Yury Bykov's The Fool: When corruption faces collapse

Wael Eskandar, Tuesday 18 Nov 2014

Traversing the world of corrupt local officials facing a crisis, The Fool creates many parallels to our own lives. This captivating picture is one of the best films screened at the 36th Cairo Intl Film Festival

The Fool
Photo: Still from The Fool

One of the most gripping films screened at this year’s Cairo International Film Festival was The Fool by promising young director Yury Bykov. The film is a dark gripping drama about a man adamant on safeguarding his morality and integrity despite the corruption that infests the world around him.

Dima Nikitin (Artem Bystrov) is a plumber, who is called to make an emergency pipe repair in ‘Site A’, a giant run down building that houses 820 people living in miserable conditions. He is studying construction on the side in order to get promoted and that’s why he is able to discover that the building will fall imminently. But night has fallen and he must warn the local officials in order to avoid this disaster.

The film whose events span a few hours in the night is about a world uncovered as city officials decide what to do about the impending catastrophe. As events unfold, Dima gets an insight into the lives of the ruling class and the festering corruption that binds them.

A shadowy tungsten lit ambience prevails throughout the film. The sound mixing is precise and masterful. Entrancing performances were given by all the actors and in particular Natalia Surkova, who plays the role of mayor Nina Galaganova, a secretary who rose to prominence from the slums.

The visuals, the sound and the riveting story create a hypnotic effect that transports us into the world before us. The town seems more of a Tsarist Russia painted by Dostoyevsky or Tolstoy than a modern day depiction. We look at the world of Russian politics through Dima’s eyes as the depths of the political dynamics unravel.

The story is filled with symbolic dialog, uncovering layers of reasoning for each character. In one instant takes a hard look at what corruption does every day. The narrative enforces a dividing line between ‘nobodies’ and ‘somebodies’, between those who care for their own and others who care beyond their immediate ‘somebodies’.

The conversations were direct, metaphoric to the entire state of Russia. The building itself resembles the entire country about to collapse with no one ready to deal with that possibility. Corruption was not simplified as heartless unfeeling drive towards evil, it has its own meaningful practical reasons and ones you can sympathise with. 

“If you can’t take what you need, you’d live like a worm in the shit,” as was expressed by one of the characters.

It is refreshing to see the semblance of a conscience somewhere in these circles, something we are given no traces of in real life. Yet even in the presence of a conscience, history and current realities have their own inputs to make. The presence of someone with a conscience is palpably unsettling to those who have compromised on values.

The dilemma is complicated, because very little is presented that justifies caring for others in the picture. Some of the inhabitants of the building are ‘punks’ and addicts, lost souls to a lost cause. Why would anyone stand up for such people particularly against vicious ‘seasoned’ officials who have acquired empires built on blood and misery of others?

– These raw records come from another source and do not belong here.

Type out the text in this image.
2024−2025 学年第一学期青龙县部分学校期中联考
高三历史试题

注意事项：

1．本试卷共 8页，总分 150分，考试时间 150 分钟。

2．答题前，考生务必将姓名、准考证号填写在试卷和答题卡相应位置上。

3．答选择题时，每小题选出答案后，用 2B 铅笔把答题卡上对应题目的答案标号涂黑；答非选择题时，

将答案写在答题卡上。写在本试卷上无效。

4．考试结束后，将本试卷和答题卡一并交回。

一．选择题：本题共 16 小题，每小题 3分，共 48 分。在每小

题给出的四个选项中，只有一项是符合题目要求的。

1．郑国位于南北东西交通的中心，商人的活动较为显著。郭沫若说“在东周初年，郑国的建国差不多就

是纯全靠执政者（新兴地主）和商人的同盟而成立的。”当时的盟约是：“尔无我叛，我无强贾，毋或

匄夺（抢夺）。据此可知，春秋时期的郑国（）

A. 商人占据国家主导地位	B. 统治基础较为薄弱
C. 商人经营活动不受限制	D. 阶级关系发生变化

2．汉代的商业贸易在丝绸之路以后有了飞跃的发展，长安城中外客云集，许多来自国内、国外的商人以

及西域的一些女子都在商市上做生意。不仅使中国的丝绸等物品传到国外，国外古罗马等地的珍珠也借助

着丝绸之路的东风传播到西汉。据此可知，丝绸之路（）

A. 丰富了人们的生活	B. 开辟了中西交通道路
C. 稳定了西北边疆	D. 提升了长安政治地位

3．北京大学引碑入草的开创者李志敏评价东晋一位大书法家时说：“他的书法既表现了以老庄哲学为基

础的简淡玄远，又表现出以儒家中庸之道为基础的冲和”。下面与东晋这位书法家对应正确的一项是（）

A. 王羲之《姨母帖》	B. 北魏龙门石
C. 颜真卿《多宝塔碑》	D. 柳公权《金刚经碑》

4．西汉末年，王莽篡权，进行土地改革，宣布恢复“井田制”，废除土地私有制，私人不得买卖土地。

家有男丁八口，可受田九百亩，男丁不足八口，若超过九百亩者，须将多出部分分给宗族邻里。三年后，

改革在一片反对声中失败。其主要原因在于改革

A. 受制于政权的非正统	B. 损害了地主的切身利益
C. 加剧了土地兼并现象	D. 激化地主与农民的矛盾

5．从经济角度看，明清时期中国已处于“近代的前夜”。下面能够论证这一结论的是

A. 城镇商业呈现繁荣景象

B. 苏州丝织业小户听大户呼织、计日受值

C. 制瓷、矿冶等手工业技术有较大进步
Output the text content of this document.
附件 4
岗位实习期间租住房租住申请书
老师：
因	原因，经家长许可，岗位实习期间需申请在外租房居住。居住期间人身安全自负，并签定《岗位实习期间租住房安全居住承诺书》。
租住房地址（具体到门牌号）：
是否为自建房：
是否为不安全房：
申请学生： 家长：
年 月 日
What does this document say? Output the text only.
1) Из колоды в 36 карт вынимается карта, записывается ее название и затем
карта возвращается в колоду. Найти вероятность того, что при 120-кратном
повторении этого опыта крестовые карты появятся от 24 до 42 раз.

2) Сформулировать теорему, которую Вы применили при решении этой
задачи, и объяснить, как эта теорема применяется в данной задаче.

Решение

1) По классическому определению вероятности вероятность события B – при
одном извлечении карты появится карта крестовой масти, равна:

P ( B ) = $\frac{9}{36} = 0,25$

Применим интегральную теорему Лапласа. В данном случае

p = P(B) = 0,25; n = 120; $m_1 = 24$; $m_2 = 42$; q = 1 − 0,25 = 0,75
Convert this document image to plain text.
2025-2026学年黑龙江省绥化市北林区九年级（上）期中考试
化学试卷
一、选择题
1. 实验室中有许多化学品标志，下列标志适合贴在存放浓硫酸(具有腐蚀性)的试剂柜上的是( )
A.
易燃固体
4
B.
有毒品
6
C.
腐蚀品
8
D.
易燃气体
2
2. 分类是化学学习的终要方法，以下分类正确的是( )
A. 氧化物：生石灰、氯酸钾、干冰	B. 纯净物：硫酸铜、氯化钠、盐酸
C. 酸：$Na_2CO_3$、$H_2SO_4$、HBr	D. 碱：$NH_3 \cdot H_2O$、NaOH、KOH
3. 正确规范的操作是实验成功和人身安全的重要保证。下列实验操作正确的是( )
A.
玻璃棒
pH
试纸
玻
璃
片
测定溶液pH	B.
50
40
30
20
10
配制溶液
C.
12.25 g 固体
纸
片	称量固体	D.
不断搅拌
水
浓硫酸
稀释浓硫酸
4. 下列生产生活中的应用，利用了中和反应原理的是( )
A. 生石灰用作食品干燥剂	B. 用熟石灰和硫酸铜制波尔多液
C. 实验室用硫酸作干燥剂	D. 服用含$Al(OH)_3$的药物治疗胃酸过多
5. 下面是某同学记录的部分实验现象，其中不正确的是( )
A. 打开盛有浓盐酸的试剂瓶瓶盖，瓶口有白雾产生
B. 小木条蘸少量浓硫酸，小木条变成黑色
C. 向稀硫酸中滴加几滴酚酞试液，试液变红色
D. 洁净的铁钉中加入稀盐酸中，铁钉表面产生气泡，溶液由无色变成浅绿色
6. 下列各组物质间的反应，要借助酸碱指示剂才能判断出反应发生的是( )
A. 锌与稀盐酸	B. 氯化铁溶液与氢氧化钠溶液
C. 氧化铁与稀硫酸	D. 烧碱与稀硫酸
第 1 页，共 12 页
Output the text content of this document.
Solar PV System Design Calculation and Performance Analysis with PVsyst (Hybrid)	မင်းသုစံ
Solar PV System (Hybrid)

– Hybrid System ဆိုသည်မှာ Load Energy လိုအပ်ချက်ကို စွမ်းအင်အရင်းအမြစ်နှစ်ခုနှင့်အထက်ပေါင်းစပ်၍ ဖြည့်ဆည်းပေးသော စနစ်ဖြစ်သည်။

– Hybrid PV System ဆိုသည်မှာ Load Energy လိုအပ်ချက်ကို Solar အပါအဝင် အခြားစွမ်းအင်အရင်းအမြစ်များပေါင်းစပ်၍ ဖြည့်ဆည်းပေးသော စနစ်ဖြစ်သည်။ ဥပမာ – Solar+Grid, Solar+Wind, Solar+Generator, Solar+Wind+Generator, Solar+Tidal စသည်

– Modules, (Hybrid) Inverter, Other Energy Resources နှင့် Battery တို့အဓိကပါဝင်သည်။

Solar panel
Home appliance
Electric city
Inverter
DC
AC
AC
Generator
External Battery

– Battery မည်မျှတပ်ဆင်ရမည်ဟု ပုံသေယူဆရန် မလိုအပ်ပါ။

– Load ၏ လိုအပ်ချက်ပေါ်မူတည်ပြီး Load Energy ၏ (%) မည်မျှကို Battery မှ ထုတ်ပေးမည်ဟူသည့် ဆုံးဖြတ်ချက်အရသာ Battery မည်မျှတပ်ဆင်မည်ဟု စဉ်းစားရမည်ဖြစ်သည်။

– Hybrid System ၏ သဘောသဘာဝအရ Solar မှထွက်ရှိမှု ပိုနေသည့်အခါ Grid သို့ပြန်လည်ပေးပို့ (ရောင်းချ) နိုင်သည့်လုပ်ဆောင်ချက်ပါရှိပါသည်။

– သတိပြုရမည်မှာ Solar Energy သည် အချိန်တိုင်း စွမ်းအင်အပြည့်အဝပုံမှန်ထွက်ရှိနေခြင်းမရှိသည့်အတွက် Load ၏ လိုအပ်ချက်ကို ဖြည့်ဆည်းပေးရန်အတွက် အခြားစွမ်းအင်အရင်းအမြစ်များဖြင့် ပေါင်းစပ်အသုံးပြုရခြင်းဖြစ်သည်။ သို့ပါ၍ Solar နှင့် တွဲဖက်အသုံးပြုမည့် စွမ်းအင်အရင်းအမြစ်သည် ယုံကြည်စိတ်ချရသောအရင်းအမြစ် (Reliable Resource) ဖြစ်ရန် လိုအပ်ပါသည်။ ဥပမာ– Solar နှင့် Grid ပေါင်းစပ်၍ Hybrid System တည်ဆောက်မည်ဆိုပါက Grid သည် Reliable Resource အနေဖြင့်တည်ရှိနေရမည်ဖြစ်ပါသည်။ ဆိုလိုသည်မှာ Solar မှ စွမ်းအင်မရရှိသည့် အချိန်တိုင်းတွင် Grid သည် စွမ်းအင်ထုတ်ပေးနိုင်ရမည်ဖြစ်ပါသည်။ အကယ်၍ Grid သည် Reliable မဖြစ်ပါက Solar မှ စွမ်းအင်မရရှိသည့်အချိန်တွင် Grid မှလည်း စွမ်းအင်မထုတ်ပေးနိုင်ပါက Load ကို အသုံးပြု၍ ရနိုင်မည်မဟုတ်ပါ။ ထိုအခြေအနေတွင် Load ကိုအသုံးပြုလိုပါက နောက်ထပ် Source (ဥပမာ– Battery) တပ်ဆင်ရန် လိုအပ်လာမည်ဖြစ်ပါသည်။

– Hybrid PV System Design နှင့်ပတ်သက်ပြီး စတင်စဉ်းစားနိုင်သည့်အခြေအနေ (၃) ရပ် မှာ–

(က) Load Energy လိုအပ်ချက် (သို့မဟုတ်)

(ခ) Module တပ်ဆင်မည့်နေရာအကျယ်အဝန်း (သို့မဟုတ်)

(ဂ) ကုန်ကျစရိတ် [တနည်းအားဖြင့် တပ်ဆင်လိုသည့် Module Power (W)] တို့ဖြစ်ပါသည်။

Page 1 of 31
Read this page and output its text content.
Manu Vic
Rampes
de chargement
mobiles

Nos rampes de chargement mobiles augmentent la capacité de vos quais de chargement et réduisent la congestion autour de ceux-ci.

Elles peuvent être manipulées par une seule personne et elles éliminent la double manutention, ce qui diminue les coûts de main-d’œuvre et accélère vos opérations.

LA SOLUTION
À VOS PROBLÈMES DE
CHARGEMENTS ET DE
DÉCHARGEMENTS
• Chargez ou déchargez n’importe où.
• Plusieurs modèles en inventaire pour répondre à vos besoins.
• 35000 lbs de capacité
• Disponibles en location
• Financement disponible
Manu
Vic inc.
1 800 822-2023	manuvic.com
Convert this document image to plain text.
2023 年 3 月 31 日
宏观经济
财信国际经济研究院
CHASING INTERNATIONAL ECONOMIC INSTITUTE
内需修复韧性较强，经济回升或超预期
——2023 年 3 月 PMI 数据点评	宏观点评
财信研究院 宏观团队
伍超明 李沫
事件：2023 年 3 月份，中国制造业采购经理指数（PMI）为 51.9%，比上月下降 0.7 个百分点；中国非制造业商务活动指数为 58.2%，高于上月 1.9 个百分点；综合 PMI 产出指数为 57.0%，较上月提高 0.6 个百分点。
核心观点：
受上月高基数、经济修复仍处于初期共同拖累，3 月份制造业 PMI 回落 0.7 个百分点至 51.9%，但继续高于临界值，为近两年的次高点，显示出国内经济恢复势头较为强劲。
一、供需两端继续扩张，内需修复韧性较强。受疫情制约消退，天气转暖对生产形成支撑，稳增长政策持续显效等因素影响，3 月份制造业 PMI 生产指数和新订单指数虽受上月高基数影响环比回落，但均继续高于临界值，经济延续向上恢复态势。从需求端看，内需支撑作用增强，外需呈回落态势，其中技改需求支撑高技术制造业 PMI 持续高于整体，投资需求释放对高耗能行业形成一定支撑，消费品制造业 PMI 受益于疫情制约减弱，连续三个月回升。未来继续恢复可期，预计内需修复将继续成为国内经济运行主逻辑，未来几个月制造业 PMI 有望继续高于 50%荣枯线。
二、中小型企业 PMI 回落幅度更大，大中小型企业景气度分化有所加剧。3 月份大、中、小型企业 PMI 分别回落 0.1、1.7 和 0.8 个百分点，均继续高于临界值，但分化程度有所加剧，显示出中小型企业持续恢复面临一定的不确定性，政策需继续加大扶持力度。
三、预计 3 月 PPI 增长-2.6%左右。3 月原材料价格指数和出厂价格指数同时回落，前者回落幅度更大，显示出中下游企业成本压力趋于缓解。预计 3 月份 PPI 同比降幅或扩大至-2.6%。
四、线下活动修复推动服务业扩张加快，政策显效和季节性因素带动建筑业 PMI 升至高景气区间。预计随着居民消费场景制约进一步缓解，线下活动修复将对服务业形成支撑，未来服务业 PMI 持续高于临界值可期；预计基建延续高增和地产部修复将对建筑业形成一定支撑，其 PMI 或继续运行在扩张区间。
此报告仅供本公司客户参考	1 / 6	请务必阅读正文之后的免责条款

Dima is the fool. He is a fool to think that he can survive in a world where almost every voice tells him he must be like others, he must steal, he must compromise those imaginary ‘values’ that he has. All we see before our eyes are losses and yet he persists? Why? There is nothing tangible to be gained.

He continues on his path, unmoved by everything that the world tells him but perhaps with one thought running through his head and utters when pushed, “We live like animals and die like animals because we’re nobodies to each other.”

The Fool is a gripping, hypnotic picture that traverses the world of corrupt local officials facing a crisis. As the crisis unfolds we understand the depth of their corruption and what’s more, the lengths they would go to in order to protect their empire. The picture tells the story of a revolutionary, determined not to lose his humanity despite everything that asks him otherwise, but a revolutionary trying to retain his integrity in a land flooding with theft and corruption is perhaps a fool.